Background/Aims: Several observations point to an important role of interactions between polymorphonuclear neutrophils and cytokines in severe alcoholic hepatitis. The polymorphonuclear neutrophil activation status and the local and systemic pro- and anti-inflammatory cytokine responses were quantified. The effect of corticosteroids, widely used in this setting, was evaluated using these parameters.

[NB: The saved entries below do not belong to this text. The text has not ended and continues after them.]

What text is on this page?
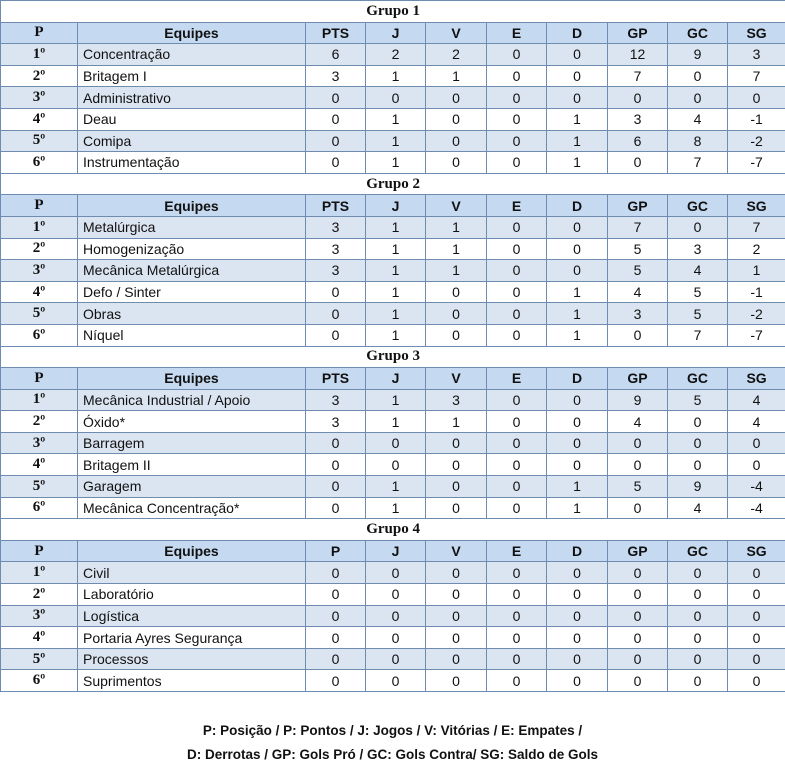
Grupo 1									
P	Equipes	PTS	J	V	E	D	GP	GC	SG
1º	Concentração	6	2	2	0	0	12	9	3
2º	Britagem I	3	1	1	0	0	7	0	7
3º	Administrativo	0	0	0	0	0	0	0	0
4º	Deau	0	1	0	0	1	3	4	-1
5º	Comipa	0	1	0	0	1	6	8	-2
6º	Instrumentação	0	1	0	0	1	0	7	-7
Grupo 2									
P	Equipes	PTS	J	V	E	D	GP	GC	SG
1º	Metalúrgica	3	1	1	0	0	7	0	7
2º	Homogenização	3	1	1	0	0	5	3	2
3º	Mecânica Metalúrgica	3	1	1	0	0	5	4	1
4º	Defo / Sinter	0	1	0	0	1	4	5	-1
5º	Obras	0	1	0	0	1	3	5	-2
6º	Níquel	0	1	0	0	1	0	7	-7
Grupo 3									
P	Equipes	PTS	J	V	E	D	GP	GC	SG
1º	Mecânica Industrial / Apoio	3	1	3	0	0	9	5	4
2º	Óxido*	3	1	1	0	0	4	0	4
3º	Barragem	0	0	0	0	0	0	0	0
4º	Britagem II	0	0	0	0	0	0	0	0
5º	Garagem	0	1	0	0	1	5	9	-4
6º	Mecânica Concentração*	0	1	0	0	1	0	4	-4
Grupo 4									
P	Equipes	P	J	V	E	D	GP	GC	SG
1º	Civil	0	0	0	0	0	0	0	0
2º	Laboratório	0	0	0	0	0	0	0	0
3º	Logística	0	0	0	0	0	0	0	0
4º	Portaria Ayres Segurança	0	0	0	0	0	0	0	0
5º	Processos	0	0	0	0	0	0	0	0
6º	Suprimentos	0	0	0	0	0	0	0	0
P: Posição / P: Pontos / J: Jogos / V: Vitórias / E: Empates /
D: Derrotas / GP: Gols Pró / GC: Gols Contra/ SG: Saldo de Gols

Methods: We studied blood polymorphonuclear neutrophil functions in terms of L-selectin and β2-integrin expression, H2O2 production and IL-8 and tumor necrosis factor α synthesis capacity. We also measured IL-8, tumor necrosis factor α and IL-10 plasma and liver tissue levels. Fifteen patients with alcoholic hepatitis were compared to 15 patients with alcoholic cirrhosis without alcoholic hepatitis, and to 10 healthy volunteers. The impact of a 28-day course of corticosteroids on blood neutrophils activation status and cytokine levels was evaluated in patients with alcoholic hepatitis. Results: Blood polymorphonuclear neutrophils were activated, as shown by increased H2O2 production (48±6 vs 29±6 MFI in healthy controls), and decreased L-selectin expression (300±61 vs 449±59 in healthy controls). Upon stimulation, polymorphonuclear neutrophils synthesized large amounts of IL-8 (21.7±9.2 ng/ml vs 8.8±10 ng/ml in healthy controls) and tumor necrosis factor α (524±132 pg/ml vs 79±144 pg/ml in healthy controls). Tumor necrosis factor α and IL-8 plasma and tissue levels were markedly increased as IL-10 was barely detectable in alcoholic hepatitis patients, compared to cirrhotic patients and healthy controls. During steroid therapy, plasma levels of the pro-inflammatory cytokine IL-8 fell as early as day 14, while levels of the anti-inflammatory cytokine IL-10 increased on day 21. Finally, polymorphonuclear neutrophil functions returned to normal after treatment. Conclusion: Severe alcoholic hepatitis appears to be associated with polymorphonuclear neutrophil activation and an imbalance between pro- and anti-inflammatory cytokines; during steroid therapy a normalization of these parameters was observed.